Los escoltas de la UNP me han contado como se han sentido con la llegada de los miembros de las Farc a la entidad. Cuentan cómo se muestran unos a otros las placas que los identifican como agentes de protección, como salen en camionetas nuevas. Los viejos escoltas son en su mayoría militares y policías retirados y miran con zozobra cómo los miembros de las Farc tienen contratos directos con el Estado, a término indefinido. Mientas ellos dependen de un operador, con contratos temporales; de manera que si no pertenecen a un esquema de protección simplemente dejan de recibir el sueldo. A los de las Farc les van a pagar viáticos que alcanzan los 150 mil pesos diarios, mientras los otros no tienen ese derecho. Por los escándalos de corrupción de los directivos de la UNP en asocio con los operadores, se suspendieron los viáticos para los escoltas que pertenecen a ese sistema.
No tengo que explicar la frustración de quienes han estado en la legalidad, y tienen que soportar que a los asesinos y secuestradores se les otorguen beneficios que ellos no tienen. El precio de la paz, dirán algunos. Para mi es evidente que este camino no conduce ni a la reconciliación, ni al perdón y mucho menos a la paz.
Cuando el Estado premia el crimen da un mensaje muy poderoso y confuso a la sociedad. Por una parte, termina por justificar la violencia, pues para cesarla todo se vale. La vuelve buen negocio. Y por otra alienta la idea de que el colombiano que no es criminal tiene el deber, la obligación, de ceder. Este colombiano tiene que perdonar, aceptar y persistir en comportarse bien, aunque por ese camino no le toque más de eso: aceptar que a los malos les va mejor.

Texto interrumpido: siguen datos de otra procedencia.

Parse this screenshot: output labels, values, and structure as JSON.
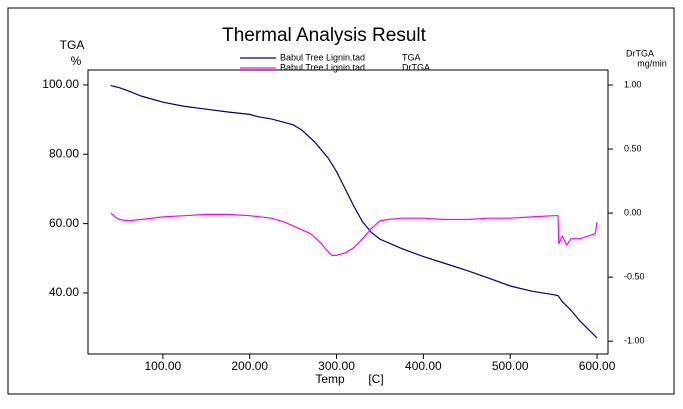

La peor corrupción moral es está. Se confunde el bien con el mal. Y no se trata de ser moralista o simplista en los juicios. Se trata del aprecio al parámetro más elemental de la vida en sociedad: el respeto a la ley. Quien la cumple y quien no, debería determinar la acción del Estado sobre cada uno: castigo para el delincuente, apoyo para el ciudadano. Ese es el sentido de la justicia. Aducir el perdón como argumento para justificar el premio al delincuente es innecesario. El perdón es individual y humano, nada tiene que ver con la operación del Estado.
Ahora resulta que los criminales de lesa humanidad no sólo no pagan cárcel, van al Congreso sin votos, sino que además nos demandarán si nos atrevemos a mencionarles su pasado. Ser asesino, secuestrador y narcotraficante no es una categoría que requiera un ejercicio hermenéutico; es una categoría que se materializa por la realización de unas conductas. Que Santrich es ciego y por lo tanto no mató directamente, que es ideólogo. Ideólogo que consideró que asesinar, secuestrar y traficar drogas era necesario. Es autor intelectual. Es responsable. Es asesino.
Colombia debe esforzarse por evitar el relativismo moral hacia el que avanzamos. Todo da lo mismo. En medio de la angustia de la ciudadanía por la creciente corrupción, disuena está postura de que nada es realmente malo. Hay cosas que son socialmente inaceptables y la única manera de marcarlas como tal, es el ejemplo. De nada sirven los discursos sobre los valores y la importancia de la educación, cuando en la realidad el crimen es conduce al éxito.